Responsibility and powerlessness
On parents’ possibilities for participation in collaborations with teachers and educational psychologists
Abstract
Children lead their lives across various contexts as for instance school and home. The way different contexts interact constitute important conditions for children’s development. Therefore perspectives on a child from different contexts are valuable in understanding the difficulties the child faces in the school context. Hence the collaboration between adults in the child’s life is central to inclusion in school. Educational psychological counselling (PPR) has potential for exploring different perspectives on the child. However, perspectives of the parents are often marginalized in collaborations on children in difficulties in school. This article explores parents’ possibilities for participation in collaborations with teachers and PPR and how these possibilities for participation are linked to conditions for the collaboration regarding children in difficulties in school.
The study takes the German-Danish school of Critical Psychology and the associated practice research as a theoretical and methodological starting point. The study is based on participant observations in a Danish PPR-department, and qualitative semi-structured interviews with PPR-psychologists and parents.

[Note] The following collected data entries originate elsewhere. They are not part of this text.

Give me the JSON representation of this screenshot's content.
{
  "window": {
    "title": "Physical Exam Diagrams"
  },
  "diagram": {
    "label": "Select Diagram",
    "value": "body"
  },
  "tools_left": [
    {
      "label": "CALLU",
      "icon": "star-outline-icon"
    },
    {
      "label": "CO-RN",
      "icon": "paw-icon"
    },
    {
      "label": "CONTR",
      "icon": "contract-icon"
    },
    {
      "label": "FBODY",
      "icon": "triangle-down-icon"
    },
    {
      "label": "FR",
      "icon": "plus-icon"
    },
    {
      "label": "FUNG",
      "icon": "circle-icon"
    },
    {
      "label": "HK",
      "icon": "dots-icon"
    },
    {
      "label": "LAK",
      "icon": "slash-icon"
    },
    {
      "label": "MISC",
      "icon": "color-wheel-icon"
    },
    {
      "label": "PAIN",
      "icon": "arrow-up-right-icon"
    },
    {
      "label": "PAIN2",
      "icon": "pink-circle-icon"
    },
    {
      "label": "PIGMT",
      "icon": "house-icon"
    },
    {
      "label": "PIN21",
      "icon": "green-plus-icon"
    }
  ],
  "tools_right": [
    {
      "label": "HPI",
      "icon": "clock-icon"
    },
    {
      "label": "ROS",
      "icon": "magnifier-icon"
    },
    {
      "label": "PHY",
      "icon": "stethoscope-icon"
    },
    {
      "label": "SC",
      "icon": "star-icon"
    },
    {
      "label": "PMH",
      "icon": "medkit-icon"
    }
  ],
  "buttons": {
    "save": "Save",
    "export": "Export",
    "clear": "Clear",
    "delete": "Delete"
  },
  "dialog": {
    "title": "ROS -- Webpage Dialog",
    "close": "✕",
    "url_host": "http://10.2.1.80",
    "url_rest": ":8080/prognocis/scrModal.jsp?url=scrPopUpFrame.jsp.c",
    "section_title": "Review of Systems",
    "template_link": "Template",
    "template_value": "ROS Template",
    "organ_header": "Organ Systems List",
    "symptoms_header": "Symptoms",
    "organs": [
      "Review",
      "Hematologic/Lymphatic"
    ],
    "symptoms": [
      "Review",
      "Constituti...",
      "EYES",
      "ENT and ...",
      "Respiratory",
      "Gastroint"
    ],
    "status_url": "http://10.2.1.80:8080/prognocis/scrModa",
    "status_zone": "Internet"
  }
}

The analysis indicates that parents’ possibilities for participation can be understood as a relation between responsibility and powerlessness. Parents experience a responsibility for coordinating the collaboration. However, the conditions for the collaboration impede the parents’ possibilities for influencing the collaboration. This is related to an interplay between conditions such as the organization of and conflicts in the collaboration. To understand how some parents manage the difficult conditions for influencing the collaboration, the concept of “strategic action potency” is developed. Implications for practice and further theoretical development are discussed.
Keywords:
Educational psychological counselling, parents, parental collaboration, school, Critical Psychology.